“A clear and often brilliant dramatisation.”
37 Days, BBC1
“37 Days is fabulous – a forensic political thriller, but still very human, as much about the people involved as the momentous events themselves. It’s convincingly written and has loads of great performances, but Ian McDiarmid’s Grey stands out. The dates flicking past give the whole thing a sense of urgency and doom.”
Sam Wollaston, The Guardian
“After 20 minutes of this three-parter, I was hooked by the game of diplomacy on the eve of a war that we viewers knew was coming. And I was reminded all the time – like many viewers, surely – of Russia’s current perilous game with the Ukraine.”
Christopher Howse, The Telegraph
“This account of the run-up to World War I was so clogged up with factual detail that it became stationary. It was like watching a made-for-schools dramatisation, far too didactic to be entertaining.”
Christopher Stevens, Daily Mail
“I don’t doubt that in the story of how Europe’s superpowers jockeyed, threatened and soothed one another before the slaughter began there is material of interest. Regrettably, the BBC has overlooked it all and replaced it with a long assembly of scenes in which people with absurd facial hair talk about people, places and events we mostly don’t see. This is not a thriller. Or if it is, then so are Cash in the Attic, Question Time and cutting toenails.”
Matt Baylis, Daily Express
“37 Days is a clear and often brilliant dramatisation by Mark Hayhurst of the failure of diplomacy over that long month between the assassination of Archduke Franz Ferdinand by Serbian nationalists and Britain’s declaration of war on August 4. We hunger for every detail… and we get it.”
Andrew Billen, The Times
Coronation Street: A Moving Story, ITV
“Rita, Gail, Roy and friends are real people to us. We don’t want to be told how the illusion is created and sustained. That’s like finding out how a magic trick is done. But it was heart-warming to see how deeply Barbara Knox, who has played newsagent Rita since the Seventies, loves the show.”
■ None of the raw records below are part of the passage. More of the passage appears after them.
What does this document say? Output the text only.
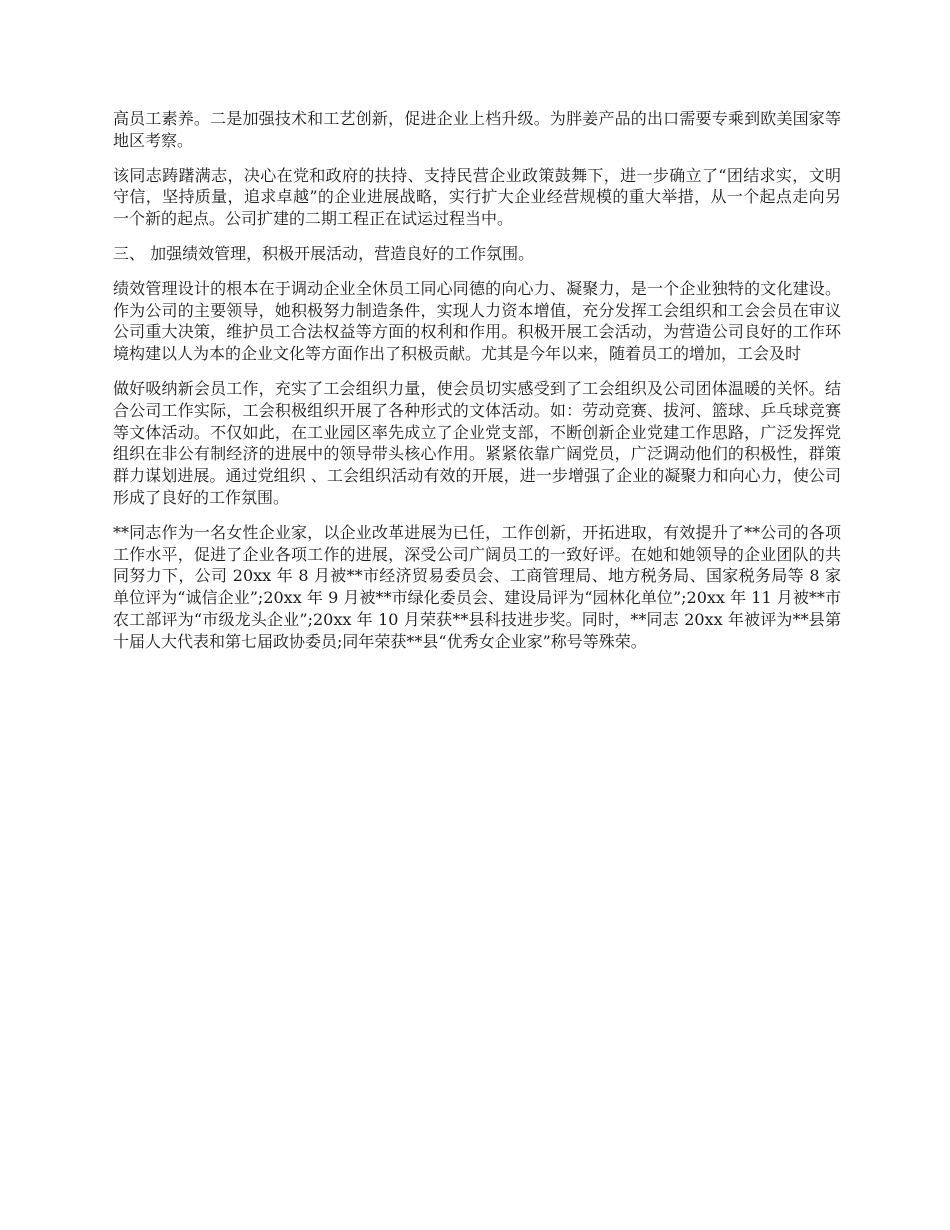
高员工素养。二是加强技术和工艺创新，促进企业上档升级。为胖姜产品的出口需要专乘到欧美国家等地区考察。

该同志踌躇满志，决心在党和政府的扶持、支持民营企业政策鼓舞下，进一步确立了“团结求实，文明守信，坚持质量，追求卓越”的企业进展战略，实行扩大企业经营规模的重大举措，从一个起点走向另一个新的起点。公司扩建的二期工程正在试运过程当中。

三、 加强绩效管理，积极开展活动，营造良好的工作氛围。

绩效管理设计的根本在于调动企业全休员工同心同德的向心力、凝聚力，是一个企业独特的文化建设。作为公司的主要领导，她积极努力制造条件，实现人力资本增值，充分发挥工会组织和工会会员在审议公司重大决策，维护员工合法权益等方面的权利和作用。积极开展工会活动，为营造公司良好的工作环境构建以人为本的企业文化等方面作出了积极贡献。尤其是今年以来，随着员工的增加，工会及时

做好吸纳新会员工作，充实了工会组织力量，使会员切实感受到了工会组织及公司团体温暖的关怀。结合公司工作实际，工会积极组织开展了各种形式的文体活动。如：劳动竞赛、拔河、篮球、乒乓球竞赛等文体活动。不仅如此，在工业园区率先成立了企业党支部，不断创新企业党建工作思路，广泛发挥党组织在非公有制经济的进展中的领导带头核心作用。紧紧依靠广阔党员，广泛调动他们的积极性，群策群力谋划进展。通过党组织 、工会组织活动有效的开展，进一步增强了企业的凝聚力和向心力，使公司形成了良好的工作氛围。

**同志作为一名女性企业家，以企业改革进展为已任，工作创新，开拓进取，有效提升了**公司的各项工作水平，促进了企业各项工作的进展，深受公司广阔员工的一致好评。在她和她领导的企业团队的共同努力下，公司 20xx 年 8 月被**市经济贸易委员会、工商管理局、地方税务局、国家税务局等 8 家单位评为“诚信企业”;20xx 年 9 月被**市绿化委员会、建设局评为“园林化单位”;20xx 年 11 月被**市农工部评为“市级龙头企业”;20xx 年 10 月荣获**县科技进步奖。同时，**同志 20xx 年被评为**县第十届人大代表和第七届政协委员;同年荣获**县“优秀女企业家”称号等殊荣。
Christopher Stevens, Daily Mail
“When you take into account all those bricks and cobbles, The Rovers, the corner shop, Audrey’s salon, Street Cars, all the rest of Weatherfield, plus the actors and their dressing rooms and green rooms, and special plants and special egos, the weight of 53 years of history, and the responsibility to millions of viewers – then it begins to make that Channel 5 show Monster Moves look slight.”
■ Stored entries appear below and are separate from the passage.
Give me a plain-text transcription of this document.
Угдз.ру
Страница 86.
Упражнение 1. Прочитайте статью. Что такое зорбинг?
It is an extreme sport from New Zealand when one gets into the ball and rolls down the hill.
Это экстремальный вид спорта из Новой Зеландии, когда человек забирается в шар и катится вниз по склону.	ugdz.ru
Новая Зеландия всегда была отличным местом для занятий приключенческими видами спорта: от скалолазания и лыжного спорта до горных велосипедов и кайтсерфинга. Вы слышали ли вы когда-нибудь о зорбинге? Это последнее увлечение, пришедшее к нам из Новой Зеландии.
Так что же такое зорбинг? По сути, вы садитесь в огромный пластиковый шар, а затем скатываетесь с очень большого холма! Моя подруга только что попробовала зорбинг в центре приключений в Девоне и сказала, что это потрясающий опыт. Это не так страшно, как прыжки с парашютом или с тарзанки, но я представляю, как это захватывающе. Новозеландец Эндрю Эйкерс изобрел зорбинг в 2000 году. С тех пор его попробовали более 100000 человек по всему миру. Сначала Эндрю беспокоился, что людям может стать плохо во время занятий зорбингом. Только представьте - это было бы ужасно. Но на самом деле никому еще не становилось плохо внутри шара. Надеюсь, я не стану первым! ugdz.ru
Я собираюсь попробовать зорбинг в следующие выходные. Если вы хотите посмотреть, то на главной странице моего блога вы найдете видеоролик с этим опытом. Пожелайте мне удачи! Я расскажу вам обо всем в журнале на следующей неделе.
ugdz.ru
Sam Wollaston, The Guardian
Birds of a Feather, ITV
“Like the rest of the new series, the final episode served up no surprises. Instead, we got the predictable, comforting combo of ageist jokes, fatist jokes, Essex jokes, a bit of suggestiveness, and some shoe-horned contemporary cultural references mostly succeeding thanks to the strong chemistry between the show’s three female stars.”